O especialista lembra que, há mais de meio século, foi elaborado o primeiro modelo preditivo denominado "Triângulo da Fraude", o qual explica que, para que uma fraude ocorra, são necessários três fatores: racionalização, pressão e oportunidade. "Porém, assim como o tempo, a dinâmica da fraude também avançou, tornando-se mais sofisticada e de difícil identificação", diz Santos. Surge, assim, o modelo "Pentágono da Fraude", com elementos que auxiliam a identificar os motivos que levam a práticas criminosas.

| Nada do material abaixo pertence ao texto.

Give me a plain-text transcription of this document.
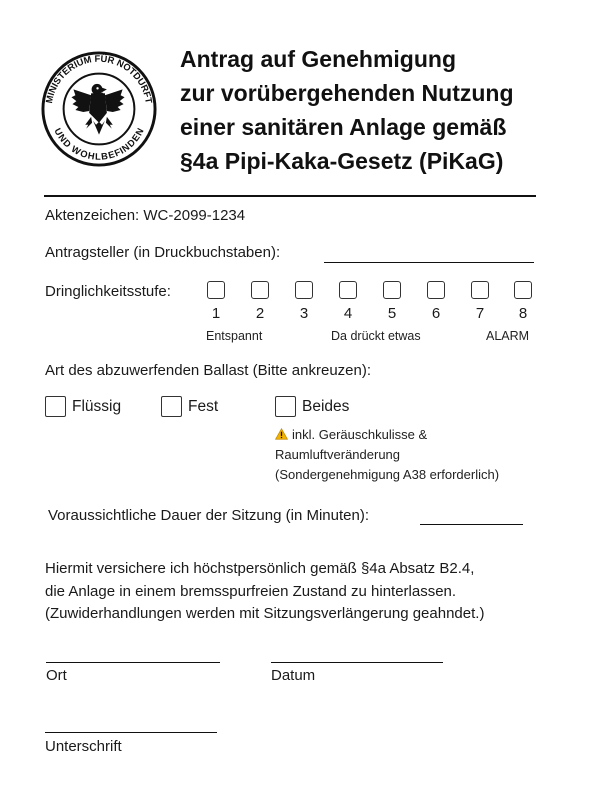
MINISTERIUM FÜR NOTDURFT
UND WOHLBEFINDEN
Antrag auf Genehmigung
zur vorübergehenden Nutzung
einer sanitären Anlage gemäß
§4a Pipi-Kaka-Gesetz (PiKaG)
Aktenzeichen: WC-2099-1234
Antragsteller (in Druckbuchstaben):
Dringlichkeitsstufe:
1	2	3	4	5	6	7	8
Entspannt	Da drückt etwas	ALARM
Art des abzuwerfenden Ballast (Bitte ankreuzen):
Flüssig	Fest	Beides
inkl. Geräuschkulisse &
Raumluftveränderung
(Sondergenehmigung A38 erforderlich)
Voraussichtliche Dauer der Sitzung (in Minuten):
Hiermit versichere ich höchstpersönlich gemäß §4a Absatz B2.4,
die Anlage in einem bremsspurfreien Zustand zu hinterlassen.
(Zuwiderhandlungen werden mit Sitzungsverlängerung geahndet.)
Ort	Datum
Unterschrift
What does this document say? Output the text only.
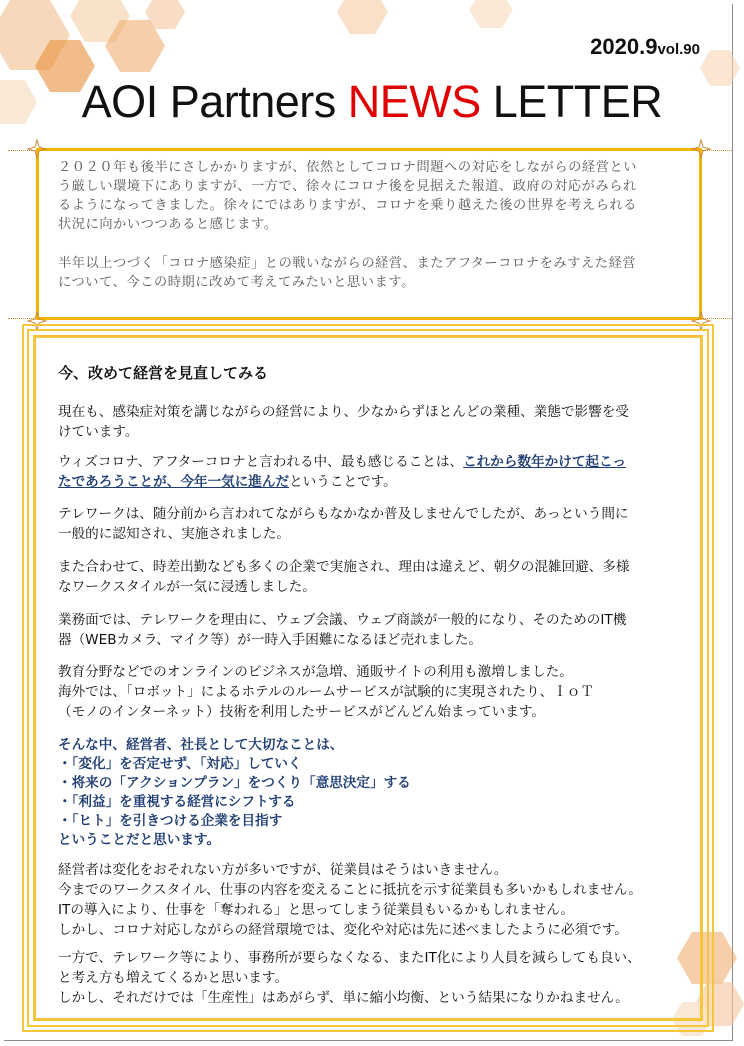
2020.9vol.90
AOI Partners NEWS LETTER
２０２０年も後半にさしかかりますが、依然としてコロナ問題への対応をしながらの経営とい
う厳しい環境下にありますが、一方で、徐々にコロナ後を見据えた報道、政府の対応がみられ
るようになってきました。徐々にではありますが、コロナを乗り越えた後の世界を考えられる
状況に向かいつつあると感じます。
半年以上つづく「コロナ感染症」との戦いながらの経営、またアフターコロナをみすえた経営
について、今この時期に改めて考えてみたいと思います。
今、改めて経営を見直してみる
現在も、感染症対策を講じながらの経営により、少なからずほとんどの業種、業態で影響を受
けています。
ウィズコロナ、アフターコロナと言われる中、最も感じることは、これから数年かけて起こっ
たであろうことが、今年一気に進んだということです。
テレワークは、随分前から言われてながらもなかなか普及しませんでしたが、あっという間に
一般的に認知され、実施されました。
また合わせて、時差出勤なども多くの企業で実施され、理由は違えど、朝夕の混雑回避、多様
なワークスタイルが一気に浸透しました。
業務面では、テレワークを理由に、ウェブ会議、ウェブ商談が一般的になり、そのためのIT機
器（WEBカメラ、マイク等）が一時入手困難になるほど売れました。
教育分野などでのオンラインのビジネスが急増、通販サイトの利用も激増しました。
海外では、「ロボット」によるホテルのルームサービスが試験的に実現されたり、ＩｏＴ
（モノのインターネット）技術を利用したサービスがどんどん始まっています。
そんな中、経営者、社長として大切なことは、
・「変化」を否定せず、「対応」していく
・将来の「アクションプラン」をつくり「意思決定」する
・「利益」を重視する経営にシフトする
・「ヒト」を引きつける企業を目指す
ということだと思います。
経営者は変化をおそれない方が多いですが、従業員はそうはいきません。
今までのワークスタイル、仕事の内容を変えることに抵抗を示す従業員も多いかもしれません。
ITの導入により、仕事を「奪われる」と思ってしまう従業員もいるかもしれません。
しかし、コロナ対応しながらの経営環境では、変化や対応は先に述べましたように必須です。
一方で、テレワーク等により、事務所が要らなくなる、またIT化により人員を減らしても良い、
と考え方も増えてくるかと思います。
しかし、それだけでは「生産性」はあがらず、単に縮小均衡、という結果になりかねません。
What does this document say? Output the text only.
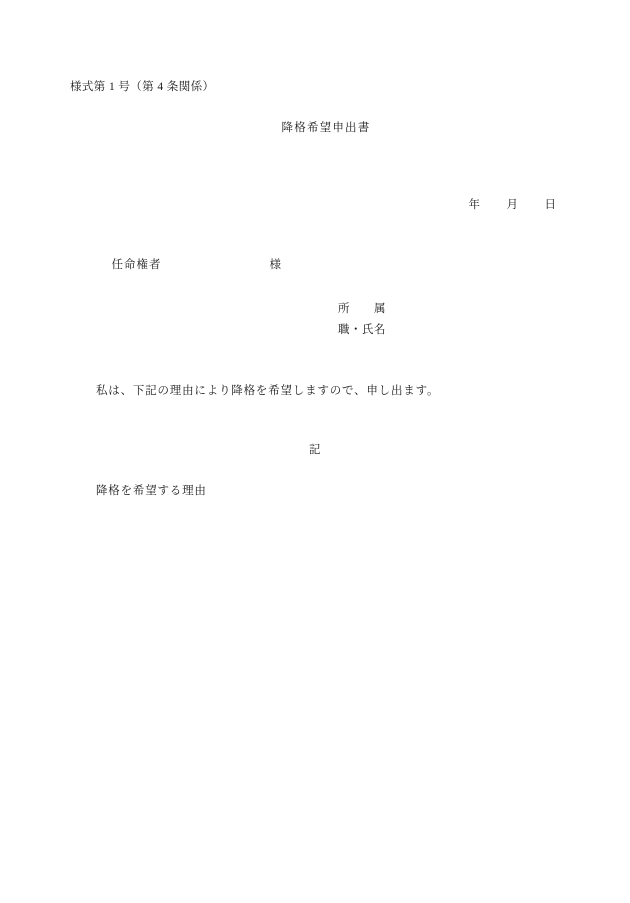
様式第 1 号（第 4 条関係）
降格希望申出書

年 月 日

任命権者	様

所　　属
職・氏名
私は、下記の理由により降格を希望しますので、申し出ます。
記
降格を希望する理由
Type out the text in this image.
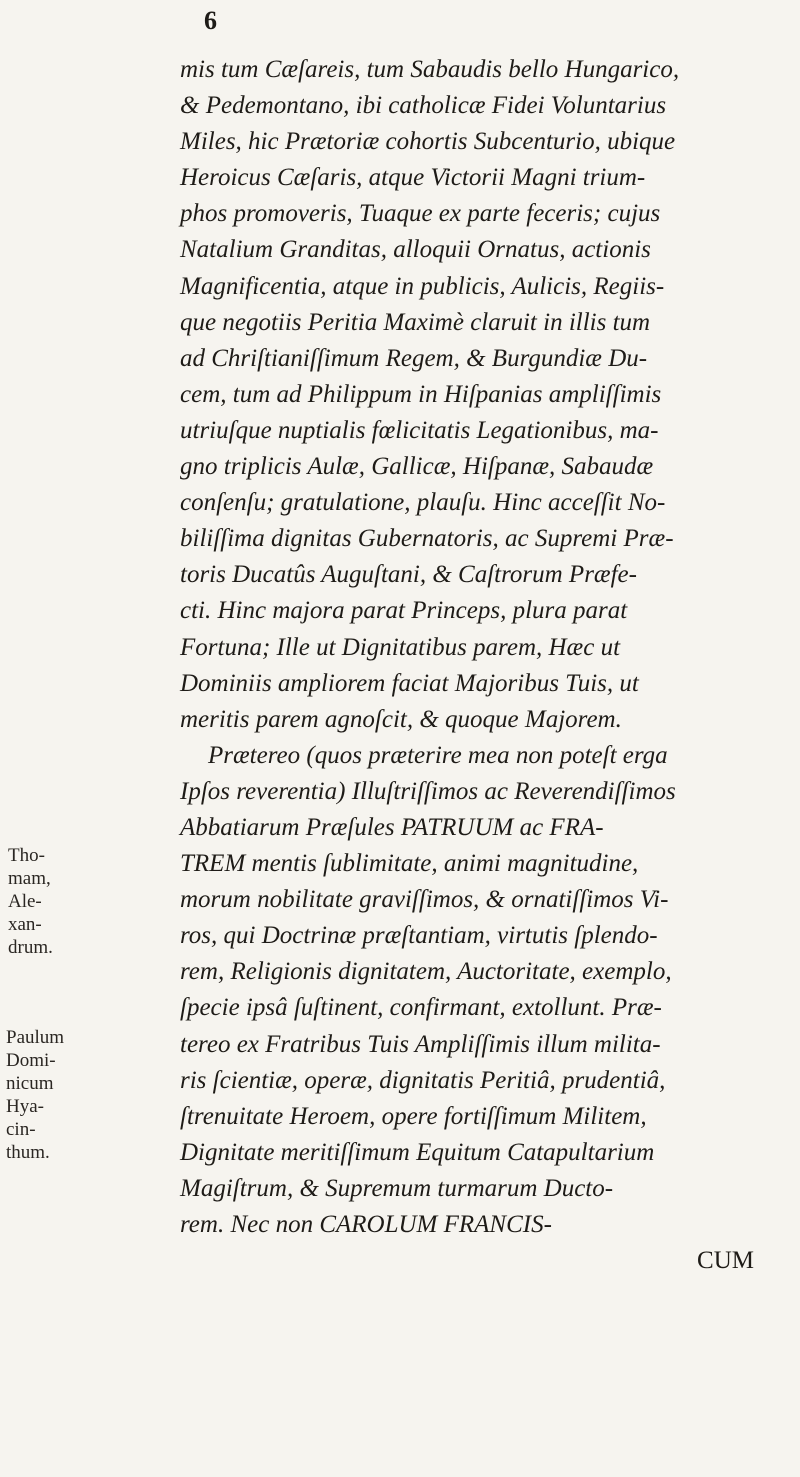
6
mis tum Cæſareis, tum Sabaudis bello Hungarico,
& Pedemontano, ibi catholicæ Fidei Voluntarius
Miles, hic Prætoriæ cohortis Subcenturio, ubique
Heroicus Cæſaris, atque Victorii Magni trium-
phos promoveris, Tuaque ex parte feceris; cujus
Natalium Granditas, alloquii Ornatus, actionis
Magnificentia, atque in publicis, Aulicis, Regiis-
que negotiis Peritia Maximè claruit in illis tum
ad Chriſtianiſſimum Regem, & Burgundiæ Du-
cem, tum ad Philippum in Hiſpanias ampliſſimis
utriuſque nuptialis fœlicitatis Legationibus, ma-
gno triplicis Aulæ, Gallicæ, Hiſpanæ, Sabaudæ
conſenſu; gratulatione, plauſu. Hinc acceſſit No-
biliſſima dignitas Gubernatoris, ac Supremi Præ-
toris Ducatûs Auguſtani, & Caſtrorum Præfe-
cti. Hinc majora parat Princeps, plura parat
Fortuna; Ille ut Dignitatibus parem, Hæc ut
Dominiis ampliorem faciat Majoribus Tuis, ut
meritis parem agnoſcit, & quoque Majorem.
Prætereo (quos præterire mea non poteſt erga
Ipſos reverentia) Illuſtriſſimos ac Reverendiſſimos
Abbatiarum Præſules PATRUUM ac FRA-
TREM mentis ſublimitate, animi magnitudine,
morum nobilitate graviſſimos, & ornatiſſimos Vi-
ros, qui Doctrinæ præſtantiam, virtutis ſplendo-
rem, Religionis dignitatem, Auctoritate, exemplo,
ſpecie ipsâ ſuſtinent, confirmant, extollunt. Præ-
tereo ex Fratribus Tuis Ampliſſimis illum milita-
ris ſcientiæ, operæ, dignitatis Peritiâ, prudentiâ,
ſtrenuitate Heroem, opere fortiſſimum Militem,
Dignitate meritiſſimum Equitum Catapultarium
Magiſtrum, & Supremum turmarum Ducto-
rem. Nec non CAROLUM FRANCIS-
CUM
Tho-
mam,
Ale-
xan-
drum.
Paulum
Domi-
nicum
Hya-
cin-
thum.
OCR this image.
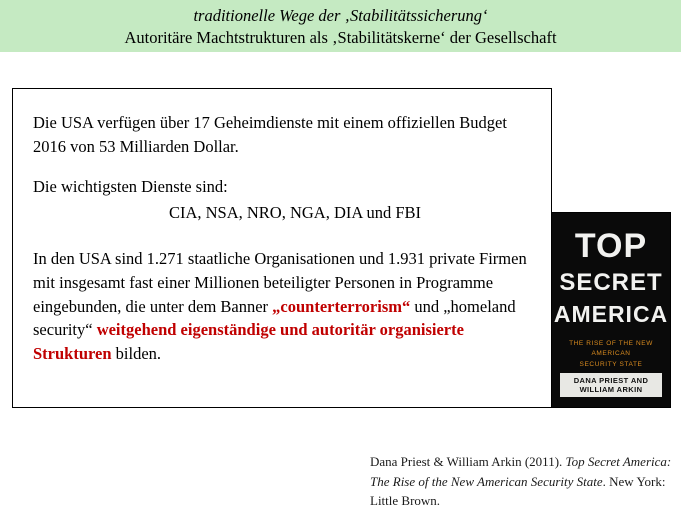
traditionelle Wege der ‚Stabilitätssicherung‘
Autoritäre Machtstrukturen als ‚Stabilitätskerne‘ der Gesellschaft

Die USA verfügen über 17 Geheimdienste mit einem offiziellen Budget 2016 von 53 Milliarden Dollar.

Die wichtigsten Dienste sind:

CIA, NSA, NRO, NGA, DIA und FBI

In den USA sind 1.271 staatliche Organisationen und 1.931 private Firmen mit insgesamt fast einer Millionen beteiligter Personen in Programme eingebunden, die unter dem Banner „counterterrorism“ und „homeland security“ weitgehend eigenständige und autoritär organisierte Strukturen bilden.

TOP
SECRET
AMERICA
THE RISE OF THE NEW AMERICAN
SECURITY STATE
DANA PRIEST AND WILLIAM ARKIN
Dana Priest & William Arkin (2011). Top Secret America: The Rise of the New American Security State. New York: Little Brown.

Além de buscar compreender e combater atos ilícitos estimuladas pela operação Lava Jato, as micro e pequenas empresas precisam enfrentar um outro desafio: a escassez de crédito. Isso porque a maior investigação de corrupção e lavagem de dinheiro já desenvolvida no Brasil, aliada à crise econômica, provocou a deterioração da carteira de crédito do Bndes nos últimos dois anos. Em 2014, 71% das operações financeiras do banco eram classificadas com nota "AA" ou "A", que significam um risco muito pequeno de calote. No ano passado, esse número caiu para 42%. Entre 2015 e 2016, as provisões para risco de crédito do banco subiram 524%, de R$ 1,468 bilhão para R$ 9,156 bilhões.
A reavaliação da carteira foi feita após o banco verificar um aumento nos atrasos de pagamentos, principalmente depois da deflagração da Lava Jato, em 2014. No fim de 2016, quase 60% dos financiamentos, ou R$ 196,4 bilhões, tinham notas entre "B" e "H" - o que significa atrasos entre 15 dias a mais de 180 dias. Dois anos antes, essa fatia era de 30%.
Nos grandes bancos comerciais, privados ou estatais, essa relação é bem diferente. Entre os maiores nomes do setor, o Safra tem a melhor composição, com 89,5% das operações "AA" e "A", e apenas 10,5% com B ou pior. Itaú e Santander têm mais de 70% das transações com as melhores notas, enquanto Caixa, Bradesco e Banco do Brasil operam na casa de 60% do crédito em "AA" e "A", segundo dados declarados ao Banco Central.
O professor de finanças do Insper, Ricardo José de Almeida, diz que a deterioração da carteira do Bndes é esperada em um momento como o atual. "Alguns dos setores com grande exposição têm reduzida margem de lucro. Diante da recessão, é muito fácil cair no prejuízo, e o caixa aperta", diz. Almeida nota que, nessas situações, empresas passam a priorizar pagamentos. Nessa estratégia, financiamentos de bancos públicos e impostos costumam ir para o fim da lista de prioridades.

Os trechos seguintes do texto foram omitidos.